Mais uma vez, no final veremos o famoso "CUSTO BRASIL" em ação, o qual infelizmente nos persegue até hoje !

 

Tivemos um pedido de uma mineradora de ouro em Minas Gerais : produzir um equipamento monitor para cuidar de um compressor de oxigênio puro.

 

Mas não era um simples "compressor" :

 

Em uma mina de ouro dentro da montanha, o oxigênio tem de ser produzido na superfície E bombeado por grandes distâncias para o subsolo.

 

A produção é feita por uma usina, uma verdadeira fábrica de vários gases, e esse oxigênio é produzido e deve ser armazenado no formato líquido, e quem faz a transformação de ar para líquido é um compressor, com um motor de 6 cilindros enormes, o qual vai trabalhar com esse oxigênio líquido puro, que é totalmente inflamável !

 

Esse compressor ficava em uma base de concreto, no canto da usina, e media aproximadamente 6 metros de comprimento, 2 metros de largura, e 2 metros de altura. Praticamente tudo feito de aço.

 

Enquanto esse compressor não funcionar, todo o oxigênio produzido não pode ser armazenado e é lançado novamente à atmosfera.

 

Esse compressor possuía 48 termopares, que são sensores de temperatura, os quais são instalados em pontos chaves , sendo 4 termopares em cada cilindro, e outros em vários locais chaves para o funcionamento.

 

Nosso equipamento tinha de ter 48 Leds mostradores, e algumas saídas as quais forneciam ao computador central da usina informações sobre alguma irregularidade medida no compressor.

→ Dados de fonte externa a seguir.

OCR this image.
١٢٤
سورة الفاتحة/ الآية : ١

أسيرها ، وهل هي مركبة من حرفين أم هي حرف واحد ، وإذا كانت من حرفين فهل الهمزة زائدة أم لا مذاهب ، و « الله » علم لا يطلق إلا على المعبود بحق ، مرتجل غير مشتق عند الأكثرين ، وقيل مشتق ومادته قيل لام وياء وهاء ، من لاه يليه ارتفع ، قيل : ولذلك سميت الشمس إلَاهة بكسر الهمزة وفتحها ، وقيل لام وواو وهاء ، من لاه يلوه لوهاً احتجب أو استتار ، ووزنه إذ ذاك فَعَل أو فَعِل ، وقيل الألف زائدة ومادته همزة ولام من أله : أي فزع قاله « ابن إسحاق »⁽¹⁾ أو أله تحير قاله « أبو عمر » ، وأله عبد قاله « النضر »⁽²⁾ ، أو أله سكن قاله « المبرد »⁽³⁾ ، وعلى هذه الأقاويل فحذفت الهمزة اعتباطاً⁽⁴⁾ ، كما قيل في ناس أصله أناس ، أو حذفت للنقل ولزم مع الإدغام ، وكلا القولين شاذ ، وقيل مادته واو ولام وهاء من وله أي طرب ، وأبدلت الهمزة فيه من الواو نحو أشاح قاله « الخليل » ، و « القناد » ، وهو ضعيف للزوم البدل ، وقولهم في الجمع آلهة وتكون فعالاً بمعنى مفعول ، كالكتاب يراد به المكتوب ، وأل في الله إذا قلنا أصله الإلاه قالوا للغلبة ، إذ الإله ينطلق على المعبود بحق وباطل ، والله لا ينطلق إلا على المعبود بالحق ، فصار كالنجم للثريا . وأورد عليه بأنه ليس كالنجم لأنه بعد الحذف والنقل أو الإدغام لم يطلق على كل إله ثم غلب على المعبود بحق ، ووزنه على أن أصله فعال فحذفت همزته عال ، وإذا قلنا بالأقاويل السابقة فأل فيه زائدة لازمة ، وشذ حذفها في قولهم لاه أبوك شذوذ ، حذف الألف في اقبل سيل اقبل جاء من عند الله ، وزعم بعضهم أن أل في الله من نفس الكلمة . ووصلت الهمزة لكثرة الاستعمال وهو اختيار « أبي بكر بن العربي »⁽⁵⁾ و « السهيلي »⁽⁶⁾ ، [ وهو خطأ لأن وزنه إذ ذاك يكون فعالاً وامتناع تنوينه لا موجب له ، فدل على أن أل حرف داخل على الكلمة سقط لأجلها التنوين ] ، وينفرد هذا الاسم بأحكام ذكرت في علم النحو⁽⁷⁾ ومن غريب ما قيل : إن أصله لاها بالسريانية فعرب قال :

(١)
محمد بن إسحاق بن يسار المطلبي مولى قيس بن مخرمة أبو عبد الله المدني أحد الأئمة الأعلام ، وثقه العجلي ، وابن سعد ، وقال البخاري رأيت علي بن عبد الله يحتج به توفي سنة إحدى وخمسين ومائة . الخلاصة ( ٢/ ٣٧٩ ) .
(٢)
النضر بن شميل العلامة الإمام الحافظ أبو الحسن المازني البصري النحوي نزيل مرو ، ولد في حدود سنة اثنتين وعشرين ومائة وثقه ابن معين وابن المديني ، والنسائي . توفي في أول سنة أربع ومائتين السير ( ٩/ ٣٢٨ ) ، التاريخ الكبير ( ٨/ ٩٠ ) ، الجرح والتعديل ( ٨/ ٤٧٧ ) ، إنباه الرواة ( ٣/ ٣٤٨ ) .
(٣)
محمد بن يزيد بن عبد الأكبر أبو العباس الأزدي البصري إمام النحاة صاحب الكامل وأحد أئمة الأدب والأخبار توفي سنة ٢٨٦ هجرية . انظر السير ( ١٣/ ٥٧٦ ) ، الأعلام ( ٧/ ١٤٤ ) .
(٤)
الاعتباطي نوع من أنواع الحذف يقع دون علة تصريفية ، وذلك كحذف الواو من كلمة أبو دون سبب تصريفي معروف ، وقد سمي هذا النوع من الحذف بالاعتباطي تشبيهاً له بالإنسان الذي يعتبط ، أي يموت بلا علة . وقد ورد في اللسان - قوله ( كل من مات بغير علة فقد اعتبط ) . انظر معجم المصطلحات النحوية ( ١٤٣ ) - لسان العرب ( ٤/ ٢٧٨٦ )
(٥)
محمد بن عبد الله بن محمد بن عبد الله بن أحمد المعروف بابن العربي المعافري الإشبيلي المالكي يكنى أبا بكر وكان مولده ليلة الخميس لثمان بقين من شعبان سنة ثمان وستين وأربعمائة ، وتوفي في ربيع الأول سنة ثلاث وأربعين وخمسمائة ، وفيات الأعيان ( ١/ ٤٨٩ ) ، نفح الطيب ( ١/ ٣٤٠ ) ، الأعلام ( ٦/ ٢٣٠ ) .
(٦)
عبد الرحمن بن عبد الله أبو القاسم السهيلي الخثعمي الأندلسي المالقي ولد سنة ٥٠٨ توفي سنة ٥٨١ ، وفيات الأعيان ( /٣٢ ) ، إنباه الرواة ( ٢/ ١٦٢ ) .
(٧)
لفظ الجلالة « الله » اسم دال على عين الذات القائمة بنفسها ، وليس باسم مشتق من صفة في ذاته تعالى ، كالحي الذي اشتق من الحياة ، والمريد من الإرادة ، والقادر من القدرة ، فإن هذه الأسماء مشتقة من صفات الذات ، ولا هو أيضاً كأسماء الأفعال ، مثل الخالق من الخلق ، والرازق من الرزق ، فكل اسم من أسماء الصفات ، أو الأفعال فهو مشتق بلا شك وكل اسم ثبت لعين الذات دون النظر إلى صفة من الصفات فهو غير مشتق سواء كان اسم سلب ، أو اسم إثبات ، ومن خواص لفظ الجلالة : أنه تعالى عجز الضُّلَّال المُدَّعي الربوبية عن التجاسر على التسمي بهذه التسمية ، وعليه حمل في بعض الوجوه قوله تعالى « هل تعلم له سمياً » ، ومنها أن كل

Essas saídas eram 8 saídas digitais, tipo contato seco.

 

O mais curioso eram a maneira que o nosso aparelho tinha de monitorar e indicar... existiam cerca de 8 fórmulas matemáticas, algumas envolvendo mais de um cilindro, outras envolvendo outros sensores, e a cada 5 segundos eram feitos leituras e cálculos, os quais causavam o acendimento dos Leds conforme a situação a ser indicada, e ao final causavam a sinalização das 8 saídas digitais.

 

Nossa empresa possuía um hardware padrão Z-80, o qual era composto por alguns módulos, tipo placa CPU , placa de I/O , placa de backup de baterias, etc.

 

A nossa placa de ligação de termopares não atendia tantos termopares, então tivemos de projetar uma nova, a qual deu bastante trabalho, e foi desenvolvida em função do tipo específico de termopar, que eram especiais, pois eram do tipo totalmente isolados da carcaça, bem compridos, e que suportavam a enorme vibração do motor. Resultou em 3 placas que podiam aceitar 16 termopares cada uma.

 

Nosso equipamento de desenvolvimento era baseado em Apple ][, usando CPM/80, e uma placa gravadora de Eprom, pois naquele tempo usávamos Eproms de 2Kx8 , e nesse projeto usamos 4 Eproms 2716 se não me engano.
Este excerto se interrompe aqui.